The core of the tree is a bit of real tree. I found some twigs which branched much like a large tree, and collected them. The tiny twigs and masses of foliage are made from rubberised horse hair. This is something which used to be used a lot for stuffing furniture. Today, fire-proof foams are used instead, but some modelling shops have it, as I think do furniture restorers. A visitor to this page e-mailed me to say that he had tried coconut hair, which is the modern successor to horse hair for stuffing furniture, and that it worked fairly well as a substitute. Rubberised horse hair is still better, though, if you can get it.
The core of the tree is attached to the base by shoving a bit of wire into the bottom of it, and bending this wire into a coil which holds the tree up.

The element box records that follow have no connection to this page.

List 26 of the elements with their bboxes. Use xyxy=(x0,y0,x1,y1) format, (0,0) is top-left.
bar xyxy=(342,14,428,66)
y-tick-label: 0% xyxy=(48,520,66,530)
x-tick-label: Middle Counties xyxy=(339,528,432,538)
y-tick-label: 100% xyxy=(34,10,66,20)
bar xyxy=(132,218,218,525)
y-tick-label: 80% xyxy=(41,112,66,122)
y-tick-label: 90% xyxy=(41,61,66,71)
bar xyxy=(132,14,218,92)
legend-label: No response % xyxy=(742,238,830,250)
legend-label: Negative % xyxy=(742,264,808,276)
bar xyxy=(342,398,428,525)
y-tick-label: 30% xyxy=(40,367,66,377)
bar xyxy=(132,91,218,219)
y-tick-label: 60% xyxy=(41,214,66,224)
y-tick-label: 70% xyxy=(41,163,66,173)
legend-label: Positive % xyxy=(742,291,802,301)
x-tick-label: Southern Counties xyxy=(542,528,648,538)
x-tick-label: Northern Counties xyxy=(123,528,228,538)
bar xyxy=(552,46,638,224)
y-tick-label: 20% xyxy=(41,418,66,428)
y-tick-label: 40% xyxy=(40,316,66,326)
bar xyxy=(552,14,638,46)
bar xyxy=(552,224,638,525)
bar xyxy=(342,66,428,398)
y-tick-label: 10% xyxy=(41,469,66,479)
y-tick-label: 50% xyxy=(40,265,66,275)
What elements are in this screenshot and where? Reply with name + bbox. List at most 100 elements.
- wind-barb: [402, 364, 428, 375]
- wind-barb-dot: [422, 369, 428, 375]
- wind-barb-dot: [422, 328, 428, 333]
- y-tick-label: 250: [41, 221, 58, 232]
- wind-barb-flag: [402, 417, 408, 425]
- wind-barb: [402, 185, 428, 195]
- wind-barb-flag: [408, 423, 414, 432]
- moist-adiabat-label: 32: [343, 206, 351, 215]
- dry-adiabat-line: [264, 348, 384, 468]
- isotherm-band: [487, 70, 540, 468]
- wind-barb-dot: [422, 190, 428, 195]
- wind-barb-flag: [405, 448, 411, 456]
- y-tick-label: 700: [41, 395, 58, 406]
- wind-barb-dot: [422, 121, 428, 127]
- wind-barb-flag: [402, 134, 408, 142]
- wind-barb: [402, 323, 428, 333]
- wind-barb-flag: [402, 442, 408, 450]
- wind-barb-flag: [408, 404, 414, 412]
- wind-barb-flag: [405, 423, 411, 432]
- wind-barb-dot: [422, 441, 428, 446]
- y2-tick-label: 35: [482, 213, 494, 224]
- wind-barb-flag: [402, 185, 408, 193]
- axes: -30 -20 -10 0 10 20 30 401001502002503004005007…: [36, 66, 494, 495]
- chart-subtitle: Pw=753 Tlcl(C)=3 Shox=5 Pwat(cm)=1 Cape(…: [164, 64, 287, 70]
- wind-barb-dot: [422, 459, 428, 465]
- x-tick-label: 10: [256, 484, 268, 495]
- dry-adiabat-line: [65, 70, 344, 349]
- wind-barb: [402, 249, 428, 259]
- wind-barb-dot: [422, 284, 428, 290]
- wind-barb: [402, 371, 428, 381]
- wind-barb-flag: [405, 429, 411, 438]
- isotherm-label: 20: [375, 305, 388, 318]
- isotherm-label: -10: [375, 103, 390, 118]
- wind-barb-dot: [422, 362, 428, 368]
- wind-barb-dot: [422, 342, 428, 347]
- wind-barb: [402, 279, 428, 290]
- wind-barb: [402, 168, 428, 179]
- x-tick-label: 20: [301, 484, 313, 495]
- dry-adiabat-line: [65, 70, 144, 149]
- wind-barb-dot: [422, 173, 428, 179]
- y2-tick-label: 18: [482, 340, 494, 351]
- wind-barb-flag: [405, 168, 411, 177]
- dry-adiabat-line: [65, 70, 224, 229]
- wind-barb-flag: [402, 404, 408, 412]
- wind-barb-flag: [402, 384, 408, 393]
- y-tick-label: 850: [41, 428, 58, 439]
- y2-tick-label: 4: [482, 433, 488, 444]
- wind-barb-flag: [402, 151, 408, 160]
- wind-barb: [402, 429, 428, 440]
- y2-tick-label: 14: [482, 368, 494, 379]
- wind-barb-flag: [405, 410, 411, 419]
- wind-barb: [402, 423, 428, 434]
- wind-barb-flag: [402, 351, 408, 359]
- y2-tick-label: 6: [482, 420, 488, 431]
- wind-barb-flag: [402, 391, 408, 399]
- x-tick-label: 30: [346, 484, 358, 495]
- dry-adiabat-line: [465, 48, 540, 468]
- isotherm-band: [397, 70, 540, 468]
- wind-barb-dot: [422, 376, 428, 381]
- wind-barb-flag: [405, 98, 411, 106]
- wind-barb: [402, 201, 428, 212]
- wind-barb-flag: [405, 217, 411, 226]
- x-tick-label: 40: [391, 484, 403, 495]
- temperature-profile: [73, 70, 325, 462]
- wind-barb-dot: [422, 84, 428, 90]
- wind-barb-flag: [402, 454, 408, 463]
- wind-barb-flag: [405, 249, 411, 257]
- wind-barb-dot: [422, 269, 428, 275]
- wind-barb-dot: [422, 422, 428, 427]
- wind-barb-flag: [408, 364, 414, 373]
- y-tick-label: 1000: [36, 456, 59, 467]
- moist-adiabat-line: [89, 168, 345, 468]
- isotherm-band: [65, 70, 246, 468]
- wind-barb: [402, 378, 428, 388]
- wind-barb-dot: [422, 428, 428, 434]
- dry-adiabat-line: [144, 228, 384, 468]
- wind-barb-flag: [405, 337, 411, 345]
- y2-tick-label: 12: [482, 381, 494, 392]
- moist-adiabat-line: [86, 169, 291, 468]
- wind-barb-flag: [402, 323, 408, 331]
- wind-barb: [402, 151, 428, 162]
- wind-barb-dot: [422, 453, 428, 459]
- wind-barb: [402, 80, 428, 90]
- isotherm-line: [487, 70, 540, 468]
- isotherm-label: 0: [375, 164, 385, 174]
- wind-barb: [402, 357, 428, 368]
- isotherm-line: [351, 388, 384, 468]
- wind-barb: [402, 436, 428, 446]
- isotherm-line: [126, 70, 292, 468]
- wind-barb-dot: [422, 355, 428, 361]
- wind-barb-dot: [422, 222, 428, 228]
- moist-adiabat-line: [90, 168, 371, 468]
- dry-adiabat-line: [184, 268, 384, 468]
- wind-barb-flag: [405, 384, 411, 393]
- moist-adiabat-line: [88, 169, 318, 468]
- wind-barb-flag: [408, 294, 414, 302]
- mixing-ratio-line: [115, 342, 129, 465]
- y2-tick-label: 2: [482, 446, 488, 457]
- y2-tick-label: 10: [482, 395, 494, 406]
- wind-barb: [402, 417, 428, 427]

This coil is then taped down to a card base, and covered with wall filler, then flocked.
The rubberised horse hair is a variegated pale brown, but can be sprayed black before attaching to the tree. I'm not sure how important it is to spray it black, but many people insist on this stage. Glue pieces of the horse hair to the tree, leaving artistic gaps, then trim the pieces to make them look less square. The hair comes in sheets about one and a quarter inches thick, and when you cut it, tends to end up a bit too square, so some teasing and trimming is needed to hide this.
Glue flock, of the sawdust kind, to the blobs of horse hair, with lots of PVA. When the glue is dry, shake and brush off the loose flock, and spray with matt varnish, which helps a bit to hold the flock on, though some loss is inevitable over time. Store in a dark place, to avoid the flock's fading.